Io marcerò con un’altra convinzione. Sono convinto che la guerra sia lo strumento ultimo per risolvere le controversie fra Stati quando gli strumenti diplomatici falliscono, quindi la guerra è purtroppo uno strumento “istituzionale”, previsto nelle Costituzioni, anche le più democratiche, che infatti includono l’esistenza di un esercito pronto a fare la guerra.
All’interno dello Stato le controversie tra regioni o gruppi sociali e tra questi e il governo non prevedono l’uso della forza, ma una istituzione, la magistratura, cui è affidato il compito di dirimere le vertenze. Le regioni, i gruppi sociali e il governo accettano la sovranità di questo ente superiore e indipendente. Questo in scienza politica si chiama “cessione di sovranità” e “divisione dei poteri” e garantisce la pace all’interno dello Stato.
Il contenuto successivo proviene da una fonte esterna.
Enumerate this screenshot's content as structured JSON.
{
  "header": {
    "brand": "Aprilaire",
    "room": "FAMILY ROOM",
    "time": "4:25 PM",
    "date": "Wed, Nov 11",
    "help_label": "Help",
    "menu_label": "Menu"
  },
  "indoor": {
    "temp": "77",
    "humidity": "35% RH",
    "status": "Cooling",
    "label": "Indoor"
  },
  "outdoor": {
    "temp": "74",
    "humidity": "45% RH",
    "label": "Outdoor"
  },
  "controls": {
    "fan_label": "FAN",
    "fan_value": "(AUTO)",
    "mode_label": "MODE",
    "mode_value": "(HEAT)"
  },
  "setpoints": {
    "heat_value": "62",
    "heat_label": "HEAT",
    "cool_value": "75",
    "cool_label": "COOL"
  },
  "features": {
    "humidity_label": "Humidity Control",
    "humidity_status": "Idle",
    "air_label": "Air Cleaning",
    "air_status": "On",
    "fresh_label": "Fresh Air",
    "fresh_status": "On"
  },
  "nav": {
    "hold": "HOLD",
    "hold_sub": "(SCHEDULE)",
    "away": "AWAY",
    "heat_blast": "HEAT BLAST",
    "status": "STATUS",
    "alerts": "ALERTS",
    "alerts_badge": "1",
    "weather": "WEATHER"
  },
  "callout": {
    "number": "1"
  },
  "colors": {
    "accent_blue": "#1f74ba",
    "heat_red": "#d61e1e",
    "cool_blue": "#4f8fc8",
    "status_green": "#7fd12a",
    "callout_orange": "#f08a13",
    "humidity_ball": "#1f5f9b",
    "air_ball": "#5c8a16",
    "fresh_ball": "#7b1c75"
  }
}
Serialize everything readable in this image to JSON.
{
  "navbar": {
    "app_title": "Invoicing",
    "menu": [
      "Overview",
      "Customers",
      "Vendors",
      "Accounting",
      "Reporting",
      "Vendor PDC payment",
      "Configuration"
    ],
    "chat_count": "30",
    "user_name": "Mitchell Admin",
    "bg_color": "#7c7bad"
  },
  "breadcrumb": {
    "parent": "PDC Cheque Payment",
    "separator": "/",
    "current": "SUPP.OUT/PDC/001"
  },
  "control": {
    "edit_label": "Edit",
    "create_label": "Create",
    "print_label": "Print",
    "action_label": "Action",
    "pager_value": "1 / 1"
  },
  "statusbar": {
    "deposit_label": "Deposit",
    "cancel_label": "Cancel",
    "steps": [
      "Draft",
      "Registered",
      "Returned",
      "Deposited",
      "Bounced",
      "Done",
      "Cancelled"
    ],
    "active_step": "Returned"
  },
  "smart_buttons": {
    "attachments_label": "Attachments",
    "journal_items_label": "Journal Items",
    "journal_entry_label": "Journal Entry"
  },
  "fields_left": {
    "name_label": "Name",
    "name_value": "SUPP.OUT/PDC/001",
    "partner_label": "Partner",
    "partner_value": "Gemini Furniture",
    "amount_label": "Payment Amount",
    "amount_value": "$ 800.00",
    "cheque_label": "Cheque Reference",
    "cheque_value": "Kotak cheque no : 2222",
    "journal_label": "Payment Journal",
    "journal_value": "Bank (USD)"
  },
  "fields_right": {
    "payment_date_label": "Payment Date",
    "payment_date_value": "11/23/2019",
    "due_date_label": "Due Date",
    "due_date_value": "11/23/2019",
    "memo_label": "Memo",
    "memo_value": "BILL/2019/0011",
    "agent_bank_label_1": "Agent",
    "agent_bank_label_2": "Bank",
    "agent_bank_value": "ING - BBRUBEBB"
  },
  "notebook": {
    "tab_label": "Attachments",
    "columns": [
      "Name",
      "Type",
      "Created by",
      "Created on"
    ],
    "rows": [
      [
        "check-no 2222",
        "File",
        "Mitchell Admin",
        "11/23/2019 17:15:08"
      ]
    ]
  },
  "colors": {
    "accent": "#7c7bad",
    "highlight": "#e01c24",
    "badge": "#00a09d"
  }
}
La Pace, nel progetto federalista, consiste quindi nella “cessione di sovranità” ad un ente superiore. L’Europa, a partire dalla nascita della Comunità del Carbone e dell’Acciaio nel 1951, si è dotata di Istituzioni sovranazionali e di una Corte di Giustizia cui è affidato il compito di dirimere gran parte delle controversie fra le Istituzioni. Questo meccanismo “istituzionale” di garanzia della Pace ha funzionato e l’Europa, che si è dotata di queste Istituzioni, non ha più conosciuto guerre. Stati che si erano combattuti per secoli hanno realizzato la Pace.
Questa teoria della Pace, che risale al pensiero di Immanuel Kant (“Per la pace perpetua”) ripreso da Luigi Einaudi (“Gli ideali di un economista”) e da Lord Lothian (“Il pacifismo non basta”) è stata trasformata in progetto politico da Altiero Spinelli (“Il manifesto di Ventotene”) e non mi risulta che esistano altre elaborazioni teoriche che abbiano la stessa lucidità. L’assegnazione del premio Nobel per la Pace alla Unione Europea nel 2012 è un riconoscimento non formale della validità del federalismo come progetto di Pace.
La globalizzazione, che vede ridurre la centralità degli Stati nazionali e l’emergere di attori sovranazionali, quali la finanza internazionale, le mafie e il terrorismo, richiede anche al federalismo di aggiornare la sua pur valida teoria. Le guerre non nascono solo fra Stati sovrani, ma anche fra attori sovranazionali che non possiamo pensare di convincere a “cedere sovranità”, ed allora occorre pensare ad un ordine internazionale che sia in grado di controllare questi attori sovranazionali.
Uno degli slogan federalisti è “Unire l’Europa per unire il mondo”: occorre partire da qui. L’esempio virtuoso dell’Europa, se non verrà fermato e fatto arretrare dal risorgere del populismo nazionalista, sarà di esempio per i processi virtuosi in corso in altre parti del mondo come in America latina (Mercosur) ed in Africa occidentale (ECOWAS).
Per “Unire l’Europa” non ci si può limitare a mantenere l’attuale Unione Europea “gigante economico e nano politico”, occorre dotarla di una efficace politica estera per riempire quel vuoto di potere che oggi sta infiammando tutto il Medio oriente e incoraggiando le velleità di potenza di Russia, Turchia e di tutti i paesi e gli attori sovranazionali che vedono in questo vuoto una possibilità di egemonia.
La politica estera non si può fare se non si hanno gli strumenti del potere rappresentati dalla leva fiscale e dall’esercito. Per questo chiedere un Governo europeo dotato di risorse proprie e di un esercito controllato da un Parlamento sovranazionale non è in contraddizione con la marcia della Pace, ed è per questo che anche quest’anno sarò lì con la mia bandiera europea che non sarà certamente l’unica, perché saranno alla marcia anche i giovani della Gioventù Federalista Europea.